Anthropic ha confirmado que está formando un equipo interno de diseño de chips para su modelo Claude, un paso que marca un giro estratégico en la infraestructura de la compañía. La decisión responde tanto a la creciente demanda de cómputo para inteligencia artificial como a la dependencia del mercado respecto a los procesadores gráficos de Nvidia, que dominan el sector de aceleradores de IA. La empresa busca reducir esa dependencia mediante un enfoque de co‑diseño de hardware y software, lo que significa que los chips se diseñarán en paralelo con los modelos de lenguaje, optimizando cada transistor para las operaciones específicas que ejecuta Claude, como mecanismos de atención y multiplicaciones de matrices.
La iniciativa no implica abandonar por completo a los proveedores actuales. Anthropic ha señalado que continuará con una estrategia “multi‑chip”, manteniendo el uso de procesadores de Amazon Web Services, Google, Nvidia y AMD mientras avanza su programa de silicio propio. Este enfoque híbrido busca asegurar flexibilidad y disponibilidad en un contexto de escasez global de semiconductores.
El programa se encuentra en plena fase de reclutamiento de ingenieros especializados en diseño y verificación de semiconductores, con salarios que reflejan la complejidad de la tarea. La verificación es crítica: se trata de garantizar que el chip funcione bajo todas las condiciones posibles, un proceso que combina simulaciones virtuales y pruebas en FPGA antes de llegar a la producción. Anthropic incluso planea automatizar parte de estas pruebas utilizando su propio modelo Claude, lo que añade un componente de innovación en el ciclo de desarrollo.

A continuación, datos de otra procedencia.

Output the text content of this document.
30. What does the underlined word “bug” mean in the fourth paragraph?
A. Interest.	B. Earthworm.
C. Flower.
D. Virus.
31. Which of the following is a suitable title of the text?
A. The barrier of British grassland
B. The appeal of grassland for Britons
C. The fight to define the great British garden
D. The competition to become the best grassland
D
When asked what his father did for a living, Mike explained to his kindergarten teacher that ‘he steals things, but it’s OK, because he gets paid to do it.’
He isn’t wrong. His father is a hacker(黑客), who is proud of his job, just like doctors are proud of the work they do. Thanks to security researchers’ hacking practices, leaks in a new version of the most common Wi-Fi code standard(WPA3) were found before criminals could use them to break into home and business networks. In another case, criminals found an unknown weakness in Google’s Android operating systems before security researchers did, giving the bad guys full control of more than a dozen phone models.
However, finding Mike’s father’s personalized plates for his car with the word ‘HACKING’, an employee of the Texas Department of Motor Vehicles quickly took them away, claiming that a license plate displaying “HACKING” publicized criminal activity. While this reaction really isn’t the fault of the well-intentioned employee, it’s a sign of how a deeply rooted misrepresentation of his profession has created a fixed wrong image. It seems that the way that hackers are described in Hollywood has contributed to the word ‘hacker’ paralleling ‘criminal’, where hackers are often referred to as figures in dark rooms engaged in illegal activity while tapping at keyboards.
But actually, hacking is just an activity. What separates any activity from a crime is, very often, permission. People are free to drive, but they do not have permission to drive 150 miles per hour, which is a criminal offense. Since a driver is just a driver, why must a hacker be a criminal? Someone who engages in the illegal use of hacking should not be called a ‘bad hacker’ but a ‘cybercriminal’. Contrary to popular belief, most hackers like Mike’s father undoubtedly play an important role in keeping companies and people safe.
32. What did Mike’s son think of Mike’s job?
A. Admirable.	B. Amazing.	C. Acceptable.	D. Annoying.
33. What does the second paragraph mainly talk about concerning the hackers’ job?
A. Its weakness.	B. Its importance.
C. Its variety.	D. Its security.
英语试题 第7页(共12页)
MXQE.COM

El movimiento se inscribe en una tendencia más amplia: OpenAI presentó recientemente su chip Jalapeño en colaboración con Broadcom, Meta trabaja en procesadores de nueva generación y Mistral explora planes similares. La lógica económica es clara: los chips diseñados específicamente para tareas de inferencia pueden reducir a la mitad los costos frente a las GPU estándar, un ahorro que, a escala de millones de usuarios, representa cientos de millones de dólares anuales.
Aunque Anthropic no ha revelado plazos ni confirmado si fabricará los chips por sí misma, la apuesta por un ASIC (circuito integrado de aplicación específica) implica confianza en que la arquitectura de transformadores seguirá siendo estable en el futuro cercano. El reto es técnico y financiero: el desarrollo de un chip de vanguardia puede costar alrededor de varios centenares de millones de dólares antes de la fabricación, lo que convierte esta iniciativa en una de las más exigentes dentro del sector de la inteligencia artificial.